Because, you know, Spy School 101: don’t keep a diary that says “And today I read the decoded messages on Jefferson Davis’ desk.”
So, I decided to check the sources: this book cites Temptress, Traitor, Soldier, Spy by Karen Abbott. This book is extremely-well researched and relies heavily on primary sources, so I figured it was a good place to start. Lo and behold, you get the outline sketches of the story. It should be stated that the subject of Abbott’s research is Elizabeth Van Lew, but it is soon apparent that most mentions of Mary Bowser come only from from the artifacts left by Van Lew about Mary’s dealings. What I did find out: all of the people portrayed in this book were real people, and they behaved in realistic ways to what is known about them. The manure cart escape was real. The red shirt in the window code is real. And all of the spy codes used were real, too.

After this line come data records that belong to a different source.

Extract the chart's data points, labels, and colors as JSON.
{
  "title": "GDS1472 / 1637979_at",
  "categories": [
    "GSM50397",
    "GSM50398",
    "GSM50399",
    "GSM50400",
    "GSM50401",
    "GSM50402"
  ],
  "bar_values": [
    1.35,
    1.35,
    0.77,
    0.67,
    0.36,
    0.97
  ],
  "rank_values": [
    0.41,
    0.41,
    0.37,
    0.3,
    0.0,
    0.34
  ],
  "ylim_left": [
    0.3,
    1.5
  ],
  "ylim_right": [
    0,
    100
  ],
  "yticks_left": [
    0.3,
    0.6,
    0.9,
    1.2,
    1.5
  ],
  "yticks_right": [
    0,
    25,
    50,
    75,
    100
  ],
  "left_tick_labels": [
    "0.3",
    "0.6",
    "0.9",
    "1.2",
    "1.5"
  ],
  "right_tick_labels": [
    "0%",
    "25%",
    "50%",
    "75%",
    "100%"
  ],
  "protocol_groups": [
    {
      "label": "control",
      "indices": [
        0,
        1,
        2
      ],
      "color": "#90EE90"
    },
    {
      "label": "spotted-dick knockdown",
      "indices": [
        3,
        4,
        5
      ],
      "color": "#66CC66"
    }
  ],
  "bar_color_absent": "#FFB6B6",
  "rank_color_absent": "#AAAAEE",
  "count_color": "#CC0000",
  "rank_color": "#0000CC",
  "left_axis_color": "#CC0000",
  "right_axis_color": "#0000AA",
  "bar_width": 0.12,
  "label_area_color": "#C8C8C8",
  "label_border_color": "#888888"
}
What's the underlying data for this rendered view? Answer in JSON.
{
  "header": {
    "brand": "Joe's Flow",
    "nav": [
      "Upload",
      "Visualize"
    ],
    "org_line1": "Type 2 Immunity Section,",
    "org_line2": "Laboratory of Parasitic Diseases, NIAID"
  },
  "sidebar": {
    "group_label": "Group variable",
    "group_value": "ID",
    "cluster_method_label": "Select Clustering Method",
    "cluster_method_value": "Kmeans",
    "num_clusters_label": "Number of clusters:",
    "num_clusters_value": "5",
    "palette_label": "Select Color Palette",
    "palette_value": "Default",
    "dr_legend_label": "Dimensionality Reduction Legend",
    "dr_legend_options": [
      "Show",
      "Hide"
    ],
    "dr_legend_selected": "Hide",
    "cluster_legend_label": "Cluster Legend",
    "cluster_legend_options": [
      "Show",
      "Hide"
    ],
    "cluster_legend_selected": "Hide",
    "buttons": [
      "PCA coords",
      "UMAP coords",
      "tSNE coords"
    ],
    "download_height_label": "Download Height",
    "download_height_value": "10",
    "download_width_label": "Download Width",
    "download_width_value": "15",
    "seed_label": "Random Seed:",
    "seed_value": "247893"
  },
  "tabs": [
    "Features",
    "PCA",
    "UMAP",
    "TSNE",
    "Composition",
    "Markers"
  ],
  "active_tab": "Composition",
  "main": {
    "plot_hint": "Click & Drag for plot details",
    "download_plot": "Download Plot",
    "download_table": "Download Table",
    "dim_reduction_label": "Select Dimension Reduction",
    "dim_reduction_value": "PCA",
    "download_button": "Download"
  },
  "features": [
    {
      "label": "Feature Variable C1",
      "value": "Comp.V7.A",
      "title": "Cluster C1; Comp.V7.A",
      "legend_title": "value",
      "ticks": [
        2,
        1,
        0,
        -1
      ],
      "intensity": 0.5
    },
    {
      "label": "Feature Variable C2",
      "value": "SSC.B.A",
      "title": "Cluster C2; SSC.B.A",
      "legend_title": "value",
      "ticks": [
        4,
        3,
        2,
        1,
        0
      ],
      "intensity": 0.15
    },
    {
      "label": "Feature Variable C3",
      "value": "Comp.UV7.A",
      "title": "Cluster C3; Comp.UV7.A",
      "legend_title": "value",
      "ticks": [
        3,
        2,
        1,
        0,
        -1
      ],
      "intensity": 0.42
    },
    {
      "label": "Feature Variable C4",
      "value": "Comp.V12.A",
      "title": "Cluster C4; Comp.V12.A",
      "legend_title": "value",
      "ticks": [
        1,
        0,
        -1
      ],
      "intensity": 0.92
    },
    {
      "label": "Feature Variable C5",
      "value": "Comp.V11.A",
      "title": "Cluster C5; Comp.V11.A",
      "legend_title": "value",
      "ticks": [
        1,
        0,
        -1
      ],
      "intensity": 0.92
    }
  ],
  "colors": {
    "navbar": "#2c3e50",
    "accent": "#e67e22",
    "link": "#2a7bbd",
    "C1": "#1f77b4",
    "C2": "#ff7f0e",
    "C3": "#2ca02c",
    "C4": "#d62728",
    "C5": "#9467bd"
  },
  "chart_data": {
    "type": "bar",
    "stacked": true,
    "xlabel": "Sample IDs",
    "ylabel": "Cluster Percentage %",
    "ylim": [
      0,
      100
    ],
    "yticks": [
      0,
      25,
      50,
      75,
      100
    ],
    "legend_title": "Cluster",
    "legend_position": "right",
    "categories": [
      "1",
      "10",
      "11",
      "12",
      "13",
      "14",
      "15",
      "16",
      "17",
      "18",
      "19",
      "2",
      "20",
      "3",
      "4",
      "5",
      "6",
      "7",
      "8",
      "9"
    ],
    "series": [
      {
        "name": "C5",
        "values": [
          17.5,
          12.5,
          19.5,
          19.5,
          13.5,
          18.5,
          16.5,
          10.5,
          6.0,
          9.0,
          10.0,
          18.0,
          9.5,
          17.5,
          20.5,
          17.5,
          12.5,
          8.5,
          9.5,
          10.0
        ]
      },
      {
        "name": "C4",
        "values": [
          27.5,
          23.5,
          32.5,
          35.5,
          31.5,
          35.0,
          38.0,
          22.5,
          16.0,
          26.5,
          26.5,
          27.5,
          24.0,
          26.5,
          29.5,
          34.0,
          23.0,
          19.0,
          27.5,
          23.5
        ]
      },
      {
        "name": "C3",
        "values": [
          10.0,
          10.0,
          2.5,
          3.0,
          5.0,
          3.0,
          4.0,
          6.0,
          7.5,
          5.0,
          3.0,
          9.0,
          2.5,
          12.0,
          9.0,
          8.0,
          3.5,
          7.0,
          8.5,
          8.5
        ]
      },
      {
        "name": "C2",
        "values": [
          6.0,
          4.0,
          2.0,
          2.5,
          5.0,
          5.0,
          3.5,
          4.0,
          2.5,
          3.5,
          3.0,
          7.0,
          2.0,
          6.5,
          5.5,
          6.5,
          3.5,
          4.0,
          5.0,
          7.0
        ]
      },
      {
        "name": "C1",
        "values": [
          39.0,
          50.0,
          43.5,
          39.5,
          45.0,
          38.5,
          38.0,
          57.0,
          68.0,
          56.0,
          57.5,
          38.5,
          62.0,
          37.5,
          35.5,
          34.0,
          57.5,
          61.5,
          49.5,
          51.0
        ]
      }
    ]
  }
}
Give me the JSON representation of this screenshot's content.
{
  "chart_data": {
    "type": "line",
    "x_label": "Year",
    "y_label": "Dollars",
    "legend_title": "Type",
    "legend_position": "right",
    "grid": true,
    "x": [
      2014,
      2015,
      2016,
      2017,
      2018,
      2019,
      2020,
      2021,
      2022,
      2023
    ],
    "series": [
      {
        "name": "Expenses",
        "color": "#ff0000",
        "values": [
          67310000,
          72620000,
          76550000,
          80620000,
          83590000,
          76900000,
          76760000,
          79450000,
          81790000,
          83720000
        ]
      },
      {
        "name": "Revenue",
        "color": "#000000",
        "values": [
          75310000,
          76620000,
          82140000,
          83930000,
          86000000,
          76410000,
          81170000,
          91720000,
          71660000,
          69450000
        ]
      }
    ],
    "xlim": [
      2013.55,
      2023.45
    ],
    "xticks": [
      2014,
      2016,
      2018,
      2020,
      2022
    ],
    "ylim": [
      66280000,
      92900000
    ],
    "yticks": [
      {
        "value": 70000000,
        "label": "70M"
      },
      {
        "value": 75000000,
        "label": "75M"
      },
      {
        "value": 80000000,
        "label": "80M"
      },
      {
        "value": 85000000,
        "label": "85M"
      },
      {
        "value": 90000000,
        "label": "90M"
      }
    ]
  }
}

So, while this book is really largely based in truth, maybe it’s more of a “creative nonfiction,” but this isn’t the fault of the author– more a fault of the time, because a really important voice was lost and discredited, and not much record remains. Which is really just sad, because Mary Bowser was a really cool person.
Because I was on my own clue-solving mission, I didn’t get to solve many of the puzzles, but they were fun and challenging, and probably waaaaaaay more fun than just a plain book on ciphers. I don’t know that I would use this book in my classroom as a read-aloud, but it would be really fun activity for reluctant readers or even a small book group to read and try to figure out the code together.